Urlavo, forte. Come se non avessi mai fatto altro in vita mia. Urlavo come un folle ossessionato dal dolore, come il buono che passa la vita ad accondiscendere il prossimo e d’improvviso scoppia. 

Bum! 

Ero scoppiato, come un palloncino bucato, gonfio d’aria torbida e malsana. Urlavo ed ella mi sorrideva. Rividi la bimba che amavo da piccino in quegli occhi grigi e strampalati, rividi le corse per l’altalena più  bella e le costruzioni meno usate e i soldatini con le armi da duri.

Ella continuava a sorridere, con intensità vigorosa e dolcezza autentica. Quella limpidezza, quella spontaneità mi fecero male, come una camera sterile. È come se si tentasse di ripulire l’aria di una metropoli… Il contatto con l’ossigeno puro mi stava dilaniando il petto. 

Ed io urlavo ed ella sorrideva, ed io strepitavo ed ella sorrideva, ed io farneticavo ed ella sorrideva. Stavo immobile, e si rivestiva, stavo immobile e prese a giocare col mio corpo, di nuovo, incurante. Era di nuovo nel suo abito e nel suo scialle. Io, nudo dinanzi a lei, urlavo e stavo immobile, il mio volto divenuto ormai una pozza rossa e sudaticcia.

Mi strinse forte e sussurrò una frase dolce che non ricordo.

Era ardente, era provocante.

Ed io facevo ribrezzo. 

Patafran!

Venni di nuovo risucchiato nel vortice e la melodia russa aiutò i miei arti a ricoprirmi con gli stracci di prima. La musica riprese ad invadere i polmoni e stavolta giunse fino alle tempie. Avevo di nuovo le gambe nel taschino e scivolavo su una tragedia avvizzita e sul viale di un suicida. Le mie gambe seguivano il ritmo della soavità cosacca e le mie mani fingevano di strimpellare una tastiera di vimini.
 

Pof!

Tornai normale ed ero sul treno.

Il tipo del posto dietro posò il giornale e mi si avvicinò.

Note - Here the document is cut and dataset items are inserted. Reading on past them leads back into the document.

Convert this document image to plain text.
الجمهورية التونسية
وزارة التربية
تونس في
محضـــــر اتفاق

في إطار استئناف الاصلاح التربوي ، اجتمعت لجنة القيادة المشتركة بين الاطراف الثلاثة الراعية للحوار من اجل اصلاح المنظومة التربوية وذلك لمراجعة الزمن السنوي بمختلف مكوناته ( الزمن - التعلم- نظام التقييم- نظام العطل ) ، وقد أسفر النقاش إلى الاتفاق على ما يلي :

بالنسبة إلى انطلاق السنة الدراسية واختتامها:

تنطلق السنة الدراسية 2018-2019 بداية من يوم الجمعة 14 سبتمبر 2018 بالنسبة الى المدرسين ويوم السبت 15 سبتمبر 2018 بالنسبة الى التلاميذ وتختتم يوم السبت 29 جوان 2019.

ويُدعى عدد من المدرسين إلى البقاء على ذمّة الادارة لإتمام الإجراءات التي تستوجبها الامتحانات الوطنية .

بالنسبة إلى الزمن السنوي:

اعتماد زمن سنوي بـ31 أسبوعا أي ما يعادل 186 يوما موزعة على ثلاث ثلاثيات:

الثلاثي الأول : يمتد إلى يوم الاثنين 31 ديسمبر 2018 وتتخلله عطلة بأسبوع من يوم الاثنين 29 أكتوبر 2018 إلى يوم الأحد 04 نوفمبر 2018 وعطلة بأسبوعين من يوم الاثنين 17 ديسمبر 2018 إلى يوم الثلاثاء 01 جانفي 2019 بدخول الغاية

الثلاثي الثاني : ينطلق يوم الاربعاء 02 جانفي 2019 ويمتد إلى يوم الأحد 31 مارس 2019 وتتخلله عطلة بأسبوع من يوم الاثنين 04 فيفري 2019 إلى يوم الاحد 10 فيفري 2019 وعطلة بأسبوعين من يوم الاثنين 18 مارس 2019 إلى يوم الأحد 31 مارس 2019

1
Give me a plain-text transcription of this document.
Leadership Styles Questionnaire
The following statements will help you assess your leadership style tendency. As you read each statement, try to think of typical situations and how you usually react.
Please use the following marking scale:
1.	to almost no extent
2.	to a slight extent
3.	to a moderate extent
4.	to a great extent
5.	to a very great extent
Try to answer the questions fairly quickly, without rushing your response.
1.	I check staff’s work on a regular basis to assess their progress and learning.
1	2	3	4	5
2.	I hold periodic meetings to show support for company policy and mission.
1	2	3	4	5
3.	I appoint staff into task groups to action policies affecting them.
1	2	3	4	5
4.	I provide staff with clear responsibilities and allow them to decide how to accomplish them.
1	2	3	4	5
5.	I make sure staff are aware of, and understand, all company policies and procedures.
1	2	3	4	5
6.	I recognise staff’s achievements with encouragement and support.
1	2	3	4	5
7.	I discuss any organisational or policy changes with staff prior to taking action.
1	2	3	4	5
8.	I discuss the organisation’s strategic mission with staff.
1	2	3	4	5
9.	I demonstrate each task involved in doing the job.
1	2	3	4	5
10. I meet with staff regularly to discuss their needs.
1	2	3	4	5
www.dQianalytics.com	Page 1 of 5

«Ho finito di leggere la mia amabile cronaca nera. Riprendiamo le nostre facezie.»

Ne fui felice come se mi avessero detto che il paese del balocchi non è una finzione per bimbi cattivi, ma il premio per tutti - indistintamente.

Risi con lui, per una buona mezz’ora. Ci davamo pacche sulle spalle come vecchi compagni di servizio militare, scostavamo la busta colma di vomito dell’ubriaco dormiente, salutavamo gli steli d’erba dal finestrino.
Corremmo festosi al bagno e riempimmo un vecchio secchio azzurro di acqua limpida, per innaffiare di nuovo quella donna che cuciva.

Usciti dal bagno, la trovammo impiccata fra i suoi stessi filamenti.
Ci guardava, feroce, con l’uncinetto fra i denti penzolanti.

Ghignò.

Cercai di scendere immediatamente.

Le porte erano serrate con strani drappi di piombo, laccati d’oro.

Strinsi il tipo del posto dietro per contrappasso. E si sbriciolò fra le mie braccia.